We use https://www.quadratichq.com for this. It works pretty well too!
Check out Sourcetable, you might like it for your AI spreadsheet work. It's much better than Excel copilot in every aspect (financial modeling, data science, data cleaning, agent tools, etc.)
I feel like companies are getting there, it's just that everyone is scrambling now and things are in early stages.
It really is super obvious that the winning move for most apps is to add an text interface with LLM capabilities. Like autocad - but LLM accessible.
You say "text interface" because that's what you're most used to. It could as well be audio interface.

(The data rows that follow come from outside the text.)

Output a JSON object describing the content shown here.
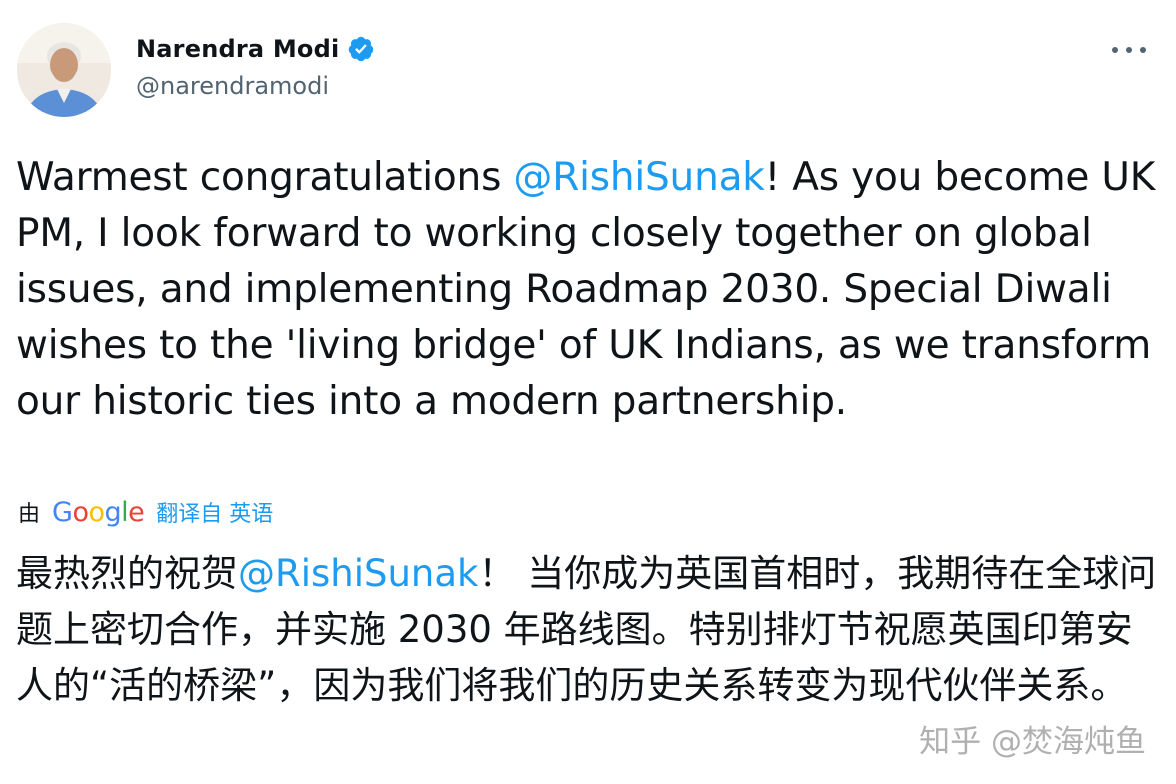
{
  "author": {
    "display_name": "Narendra Modi",
    "handle": "@narendramodi",
    "verified": true
  },
  "tweet": {
    "text_parts": [
      "Warmest congratulations ",
      "@RishiSunak",
      "! As you become UK PM, I look forward to working closely together on global issues, and implementing Roadmap 2030. Special Diwali wishes to the 'living bridge' of UK Indians, as we transform our historic ties into a modern partnership."
    ]
  },
  "translation": {
    "by_label": "由",
    "provider_letters": [
      "G",
      "o",
      "o",
      "g",
      "l",
      "e"
    ],
    "translated_from": "翻译自 英语",
    "text_parts": [
      "最热烈的祝贺",
      "@RishiSunak",
      "！ 当你成为英国首相时，我期待在全球问题上密切合作，并实施 2030 年路线图。特别排灯节祝愿英国印第安人的“活的桥梁”，因为我们将我们的历史关系转变为现代伙伴关系。"
    ]
  },
  "watermark": "知乎 @焚海炖鱼",
  "colors": {
    "link": "#1d9bf0",
    "text": "#0f1419",
    "secondary": "#536471",
    "verified": "#1d9bf0"
  },
  "icons": {
    "verified": "verified-badge-icon",
    "more": "more-options-icon"
  }
}
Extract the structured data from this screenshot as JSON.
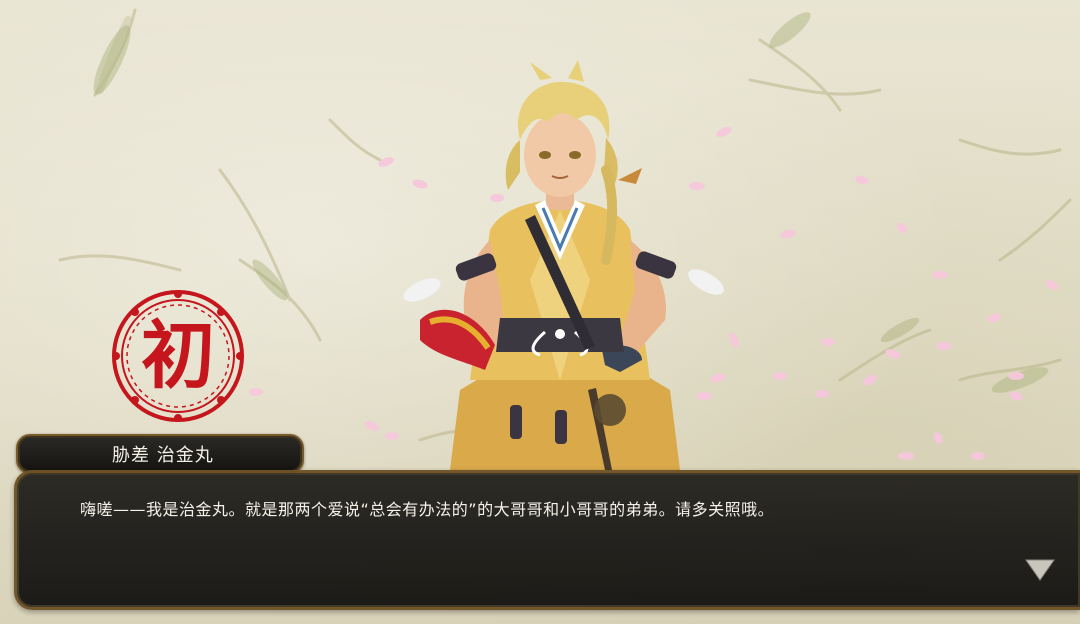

Not quite the thing you're describing, but I saw this demoed recently and thought it was pretty cool: The AI function in Google Sheets[1]. Call Gemini with the context of individual cells and have it respond in the same cell. Take a look if your company is in Workspace Labs.
1. https://support.google.com/docs/answer/15820999
Disclaimer: Googler, opinions my own.
They’re going for the “if we throw shit at everything then some of it will stick”. The problem is everything is covered in shit.
The things that aren’t shit are harder than they thought.
- [deleted]
My experience with Google Docs + Gemini is similar. Gemini is great for coding, but the integration with Docs / Sheets / Slides / Drive is absolute garbage; does hardly anything useful, doesn't do the actual tedious jobs I want it to do. It couldn't even find a document in Drive based on my description, or create a decent-looking slide.
(Gemini is proving excellent for coding, but it shocks me how poor the integration is for other uses.)
The "AI" integrations I've tried in other tools (Figma, Gamma) are pretty much garbage too.